絶え間なくデバイスを操作し、プラットフォームから与えられる情報以外への注意が散漫になる。何らかのチャンスを見落としてしまうかもしれない。デバイス以外に深い集中力を向けられなくなる姿はまさに依存症ではないだろうか。
問題点も見られるアテンションエコノミーだが、現代社会の経済活動として大きな実績を上げていることも事実である。いまのライフスタイルからアテンションエコノミーを完全に切り離すことは難しい。
また、うまく向き合い、コントロールすれば多くのコンテンツや利便性が高いサービスを楽しめることもたしかだ。依存を避けるために適切な利用を心がけよう。
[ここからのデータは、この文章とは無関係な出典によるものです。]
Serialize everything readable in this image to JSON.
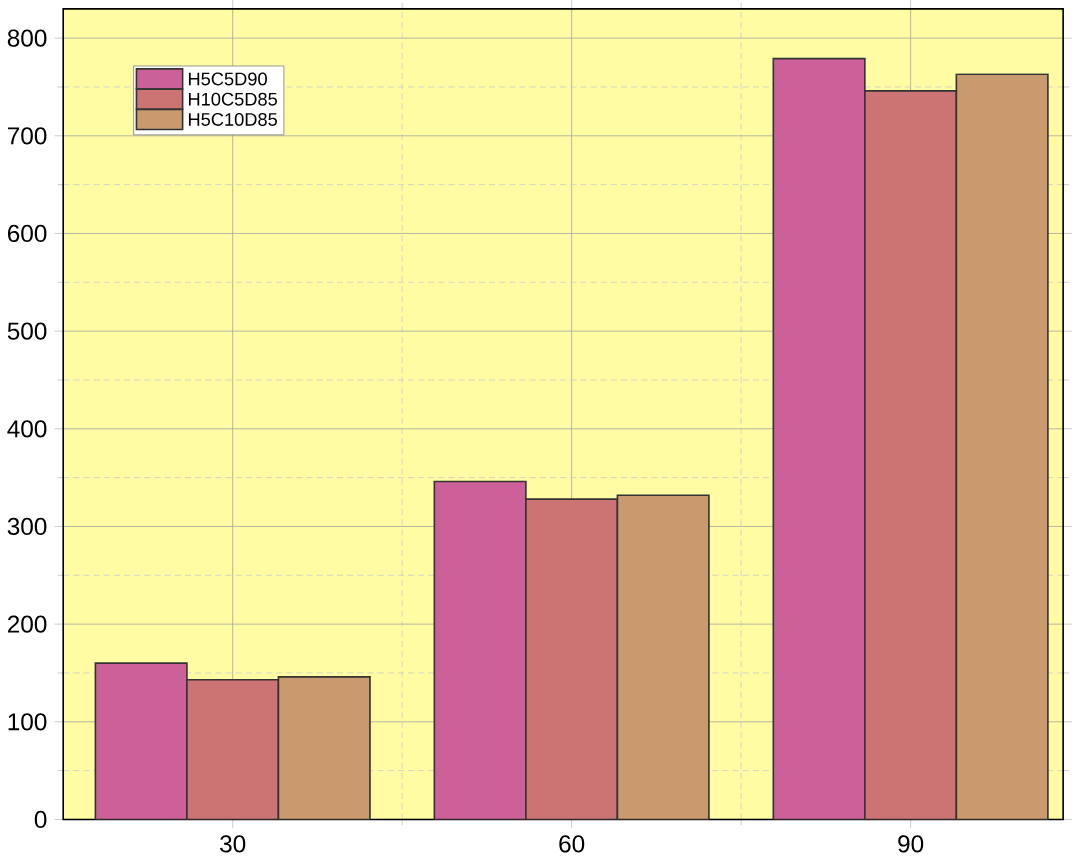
{
  "chart_data": {
    "type": "bar",
    "categories": [
      "30",
      "60",
      "90"
    ],
    "series": [
      {
        "name": "H5C5D90",
        "color": "#cc6199",
        "values": [
          160,
          346,
          779
        ]
      },
      {
        "name": "H10C5D85",
        "color": "#cc7373",
        "values": [
          143,
          328,
          746
        ]
      },
      {
        "name": "H5C10D85",
        "color": "#c89a6e",
        "values": [
          146,
          332,
          763
        ]
      }
    ],
    "ylim": [
      0,
      830
    ],
    "yticks": [
      0,
      100,
      200,
      300,
      400,
      500,
      600,
      700,
      800
    ],
    "grid": true,
    "legend": "top left"
  }
}
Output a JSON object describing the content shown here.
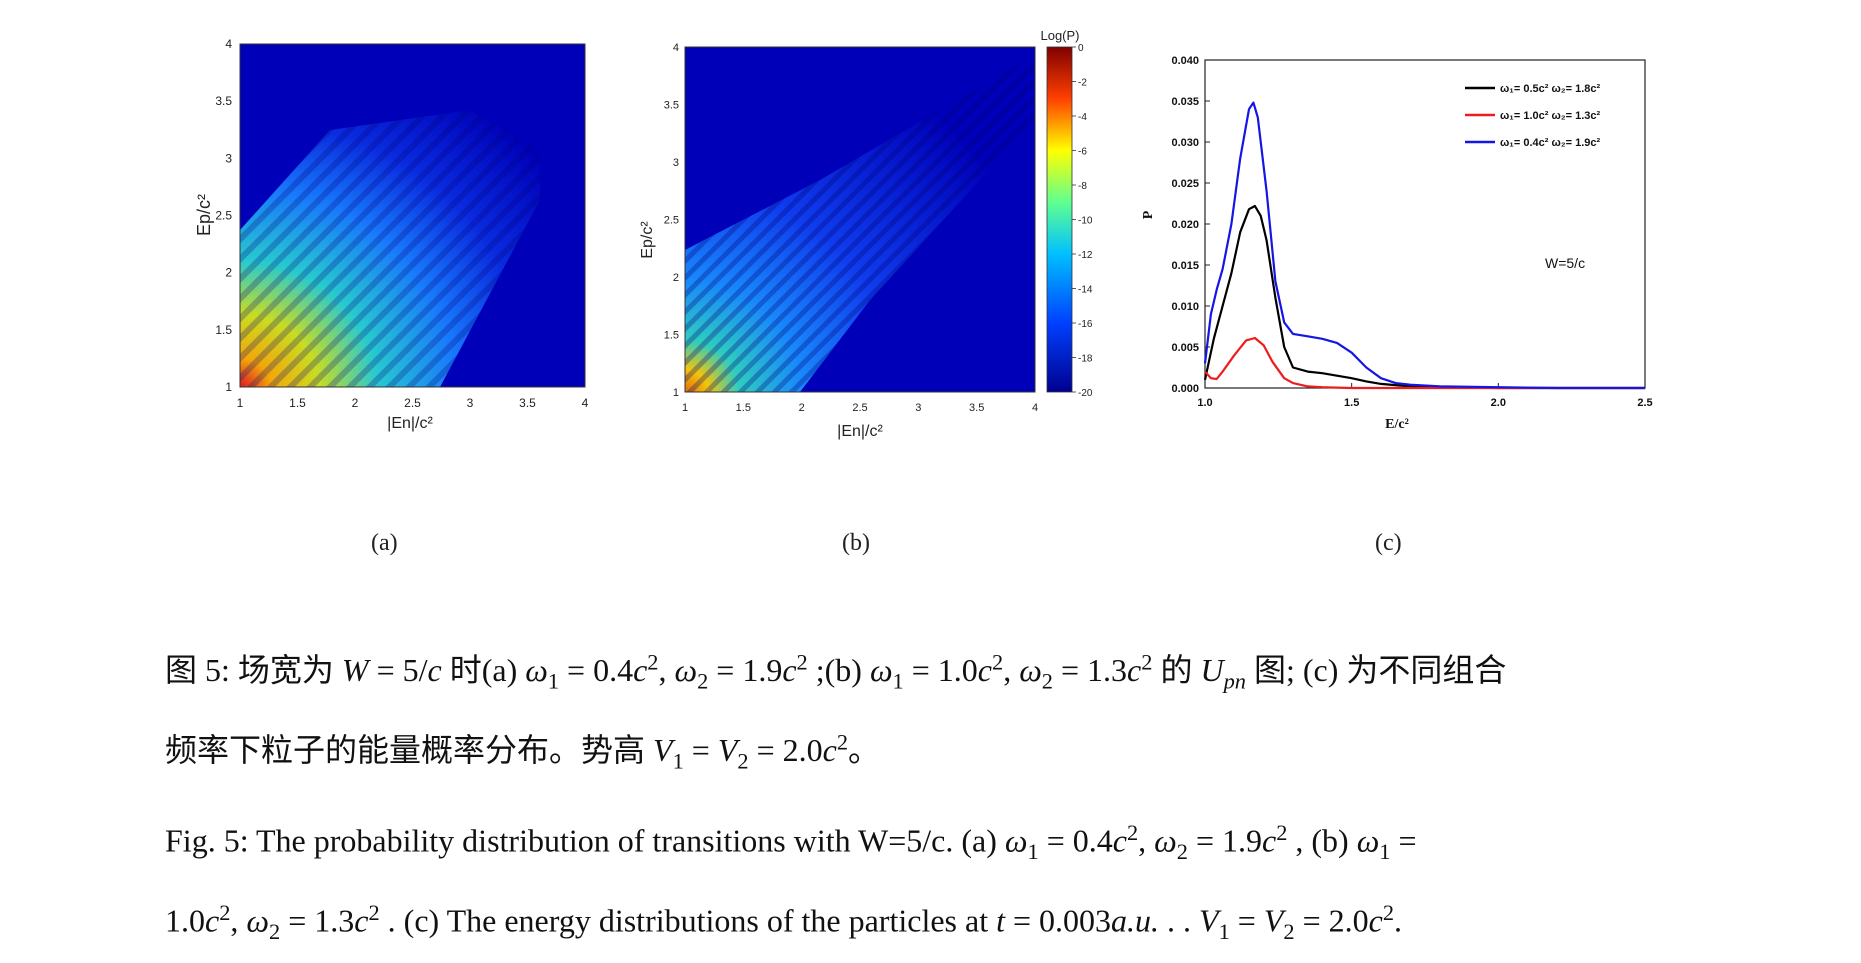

たとえばSNSに依存しすぎないよう、使うときのルールを自分で決める。仕事中は通知に反応しない、ログインは時間を区切ってなどが手軽に取り入れやすい。
ときにはデジタルデトックスもよいだろう。デバイスを手に入れ、SNSに熱中する前、どのように時間を過ごしていたか思い出してみよう。
いまよりも多くの本を読んでいたかもしれない。友人と出かける計画を立てていたことはないだろうか。一定時間デバイスを手放し、少し昔の習慣をなぞってみよう。
スポーツをはじめるのも向き合う方法のひとつになる。健康も促進されて一石二鳥だ。
その結果をSNSで発信したくなるかもしれない。その発信をもとにプロテインの広告が表示されるかもしれない。だがそれはアテンションエコノミーに翻弄されているのではなく、健全なSNSの使いかたであり、アテンションエコノミーを上手に利用して有益な情報を手に入れた証明ではないだろうか。
インターネットの発達はアテンションエコノミーの発達もうながした。生活の利便性が高まるいっぽう、プライバシー侵害の可能性やプラットフォーム依存などさまざまな問題もはらんでいる。
向き合う方法を誤れば大きなリスクに直面する。膨大な情報と適切な距離を取り、プラットフォームやテクノロジーを自分の意志で安全に使いこなそう。